Of Course the iPhone 6 Plus Can Bend in Your Pocket - digital55
http://www.wired.com/2014/09/iphone-6-plus-bendgate/

======
killertypo
I don't buy this at all. My iPhone 4 simply will not bend no matter how I flex
it. My Brothers Note 2 does not bend, though I can apply some force and get a
little bend out of it, it bends nothing like the iPhone 6 Plus. So while this
article is free to "Duh" me all it wants. Simply put, standard wear and tear
should not ruin/bend/crack the phone. Apple knows that people put these things
in their pockets.
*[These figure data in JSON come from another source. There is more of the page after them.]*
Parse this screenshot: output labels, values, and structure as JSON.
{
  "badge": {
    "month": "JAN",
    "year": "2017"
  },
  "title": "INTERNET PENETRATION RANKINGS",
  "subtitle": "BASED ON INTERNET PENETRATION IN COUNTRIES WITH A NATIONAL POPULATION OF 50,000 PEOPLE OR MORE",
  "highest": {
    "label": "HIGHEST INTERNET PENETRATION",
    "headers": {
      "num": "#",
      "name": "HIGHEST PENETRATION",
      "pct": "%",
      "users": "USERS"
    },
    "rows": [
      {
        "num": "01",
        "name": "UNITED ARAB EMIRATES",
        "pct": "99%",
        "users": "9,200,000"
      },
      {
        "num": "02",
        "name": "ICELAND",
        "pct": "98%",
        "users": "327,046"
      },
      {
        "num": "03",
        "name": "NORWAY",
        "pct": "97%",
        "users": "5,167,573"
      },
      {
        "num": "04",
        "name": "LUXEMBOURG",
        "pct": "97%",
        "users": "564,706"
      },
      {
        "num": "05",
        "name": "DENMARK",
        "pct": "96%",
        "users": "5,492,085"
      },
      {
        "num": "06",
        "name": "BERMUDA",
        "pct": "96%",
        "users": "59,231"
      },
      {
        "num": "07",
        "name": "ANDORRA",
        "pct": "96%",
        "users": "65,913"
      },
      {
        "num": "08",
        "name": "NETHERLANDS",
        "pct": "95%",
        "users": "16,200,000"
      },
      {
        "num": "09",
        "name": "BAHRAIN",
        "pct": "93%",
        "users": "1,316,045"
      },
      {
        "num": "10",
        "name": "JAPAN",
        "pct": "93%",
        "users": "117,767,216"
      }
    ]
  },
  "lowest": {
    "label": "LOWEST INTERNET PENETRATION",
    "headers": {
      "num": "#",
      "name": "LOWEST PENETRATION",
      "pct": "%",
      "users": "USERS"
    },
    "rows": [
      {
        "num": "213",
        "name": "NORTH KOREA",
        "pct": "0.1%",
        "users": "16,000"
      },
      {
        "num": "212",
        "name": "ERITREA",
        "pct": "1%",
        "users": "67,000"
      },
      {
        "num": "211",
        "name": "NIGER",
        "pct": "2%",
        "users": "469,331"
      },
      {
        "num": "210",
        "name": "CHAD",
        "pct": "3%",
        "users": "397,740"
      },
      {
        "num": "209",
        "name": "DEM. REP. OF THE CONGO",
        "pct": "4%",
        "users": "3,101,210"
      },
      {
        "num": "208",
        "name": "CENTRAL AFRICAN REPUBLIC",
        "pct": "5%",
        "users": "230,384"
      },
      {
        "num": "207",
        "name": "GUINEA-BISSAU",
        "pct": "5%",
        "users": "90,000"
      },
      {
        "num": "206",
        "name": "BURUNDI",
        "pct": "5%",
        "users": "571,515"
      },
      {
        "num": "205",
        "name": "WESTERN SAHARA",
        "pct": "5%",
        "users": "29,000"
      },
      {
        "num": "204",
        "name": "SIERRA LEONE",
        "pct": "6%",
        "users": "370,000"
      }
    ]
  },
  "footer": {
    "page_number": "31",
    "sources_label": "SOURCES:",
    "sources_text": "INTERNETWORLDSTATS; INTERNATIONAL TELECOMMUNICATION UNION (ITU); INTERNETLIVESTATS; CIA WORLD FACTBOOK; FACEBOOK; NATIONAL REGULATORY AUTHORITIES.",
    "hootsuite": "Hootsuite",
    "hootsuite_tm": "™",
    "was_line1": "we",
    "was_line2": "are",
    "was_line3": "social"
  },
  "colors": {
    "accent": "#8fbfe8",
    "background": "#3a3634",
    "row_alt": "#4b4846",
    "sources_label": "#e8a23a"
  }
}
I don't agree with putting phones in the back pocket, hell
that's just asking for trouble (sitting on your $300 subsidized phone?
lolwut), but this reportedly happens in the front pocket as well.

There are some great videos of iPhone 6 pluses being bent with little force
(comparably to note3 phones).

Also I can't even fathom folding an iPad into the debate. I don't know anyone
who puts theirs in their pocket. Maybe if I actually stepped on it (which
happens as my daughter likes to leave the iPad laying about wherever she
finished using it last, sometimes in her blanket forts).

------
SAI_Peregrinus
This is a consequence of trying to make the phones ridiculously thin. It
doesn't just sacrifice battery life, it also reduces durability.